Cette accumulation des regards sur le monde rural s'illustre à travers les pôles métropolitains et des conventions de réciprocité. Le premier exemple est issu des métropoles, car pour chacune d'entre elles, l'État a décidé d'un contrat métropolitain. Le contrat entre l'État et la métropole du Grand Nancy qui sera signé demain par le Premier ministre comprend déjà un premier volet de réciprocité avec le sud de la Meurthe-et-Moselle. Seront consultées l'association des maires ruraux de France, les intercommunalités pour trouver une première gamme, notamment en matière d'ingénierie.

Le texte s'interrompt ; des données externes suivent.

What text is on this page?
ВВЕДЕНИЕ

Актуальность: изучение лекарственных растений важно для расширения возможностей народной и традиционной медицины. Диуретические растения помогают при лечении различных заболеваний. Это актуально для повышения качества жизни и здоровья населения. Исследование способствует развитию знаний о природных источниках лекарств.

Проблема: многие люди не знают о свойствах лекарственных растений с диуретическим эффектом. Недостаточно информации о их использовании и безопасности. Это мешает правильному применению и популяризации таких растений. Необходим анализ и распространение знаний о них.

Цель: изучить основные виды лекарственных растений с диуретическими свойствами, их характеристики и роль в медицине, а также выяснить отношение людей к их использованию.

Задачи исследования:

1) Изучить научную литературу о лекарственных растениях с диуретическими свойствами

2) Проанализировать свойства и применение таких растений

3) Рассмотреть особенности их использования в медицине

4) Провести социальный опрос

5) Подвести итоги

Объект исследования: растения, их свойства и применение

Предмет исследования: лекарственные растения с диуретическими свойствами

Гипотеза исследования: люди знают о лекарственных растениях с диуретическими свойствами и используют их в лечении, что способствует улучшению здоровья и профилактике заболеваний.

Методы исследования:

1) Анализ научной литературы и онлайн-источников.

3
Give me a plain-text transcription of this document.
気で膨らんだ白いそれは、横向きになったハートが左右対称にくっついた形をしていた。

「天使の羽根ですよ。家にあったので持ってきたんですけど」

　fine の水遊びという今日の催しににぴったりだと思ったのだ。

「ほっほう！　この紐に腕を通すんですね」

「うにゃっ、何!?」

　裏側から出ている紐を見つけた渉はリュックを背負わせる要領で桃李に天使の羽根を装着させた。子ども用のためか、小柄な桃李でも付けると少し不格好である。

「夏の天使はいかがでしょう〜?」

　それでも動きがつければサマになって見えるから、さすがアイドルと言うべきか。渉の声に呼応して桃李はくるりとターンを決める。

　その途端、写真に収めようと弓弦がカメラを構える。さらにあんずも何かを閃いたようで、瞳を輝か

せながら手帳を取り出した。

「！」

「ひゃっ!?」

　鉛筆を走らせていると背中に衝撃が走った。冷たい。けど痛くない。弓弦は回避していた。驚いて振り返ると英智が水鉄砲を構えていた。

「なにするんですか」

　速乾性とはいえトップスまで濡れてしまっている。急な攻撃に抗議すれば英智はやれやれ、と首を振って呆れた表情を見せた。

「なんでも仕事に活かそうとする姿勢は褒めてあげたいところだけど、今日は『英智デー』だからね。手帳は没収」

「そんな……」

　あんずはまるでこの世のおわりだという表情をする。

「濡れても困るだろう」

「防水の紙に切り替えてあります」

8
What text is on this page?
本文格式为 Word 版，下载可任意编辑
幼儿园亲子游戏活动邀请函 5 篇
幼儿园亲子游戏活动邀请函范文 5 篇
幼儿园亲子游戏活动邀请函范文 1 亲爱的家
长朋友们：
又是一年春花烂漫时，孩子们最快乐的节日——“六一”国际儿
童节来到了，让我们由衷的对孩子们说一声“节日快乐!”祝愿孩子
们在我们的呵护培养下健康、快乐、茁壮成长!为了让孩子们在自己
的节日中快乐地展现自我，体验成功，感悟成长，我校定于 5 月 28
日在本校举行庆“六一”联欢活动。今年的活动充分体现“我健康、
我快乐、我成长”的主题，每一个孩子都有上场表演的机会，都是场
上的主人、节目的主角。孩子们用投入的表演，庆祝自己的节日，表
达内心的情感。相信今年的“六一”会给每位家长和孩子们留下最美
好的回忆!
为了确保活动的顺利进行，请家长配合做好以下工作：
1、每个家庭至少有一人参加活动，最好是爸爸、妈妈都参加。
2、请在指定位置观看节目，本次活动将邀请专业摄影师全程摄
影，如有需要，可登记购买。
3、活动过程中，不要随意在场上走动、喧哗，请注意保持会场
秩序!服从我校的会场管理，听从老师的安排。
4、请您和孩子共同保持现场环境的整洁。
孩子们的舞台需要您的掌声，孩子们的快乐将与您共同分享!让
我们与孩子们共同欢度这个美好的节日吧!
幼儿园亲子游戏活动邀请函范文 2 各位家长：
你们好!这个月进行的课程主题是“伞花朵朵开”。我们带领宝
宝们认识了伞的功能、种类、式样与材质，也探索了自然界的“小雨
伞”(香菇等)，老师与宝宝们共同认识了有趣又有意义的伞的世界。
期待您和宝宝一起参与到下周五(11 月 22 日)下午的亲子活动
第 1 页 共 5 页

Puisque nous avons contractualisé puissamment avec la Caisse des dépôts et consignations, nous déployons des moyens pour l'ingénierie, partagés avec le sud du département. Nous sommes d'ailleurs à égalité dans le comité de pilotage afférent.

Pour conclure, la France connaît un vrai problème de management du transfrontalier. C'est une situation atypique. Avec France urbaine, j'ai obtenu du Premier ministre la présence d'un conseiller diplomatique auprès de chaque préfet de région. Nous sommes, dans le Grand Est, particulièrement concernés, car nous représentons 45 % de la frontière territoriale de notre pays, de Givet jusqu'à Bâle. Nous travaillons avec la Belgique, le Luxembourg, la Sarre, la Rhénanie-Palatinat, le Bade-Wurtemberg, le Rhin Supérieur, et même la Suisse.

Pour tenir compte de la situation entre les territoires de la République et les zones frontalières au regard des politiques européennes, nous devons absolument développer du savoir, de l'influence et de la communication. À partir du moment où tous les maires disposent des mêmes documents, expertises et informations sur la situation financière, on s'éloigne de l'idée que l'on est riche si l'on est gros et pauvre si l'on est petit. La vie, ce n'est pas tout à fait ça ! Comme disait Sully, la vie est faite du mélange habile des menus et des dodus.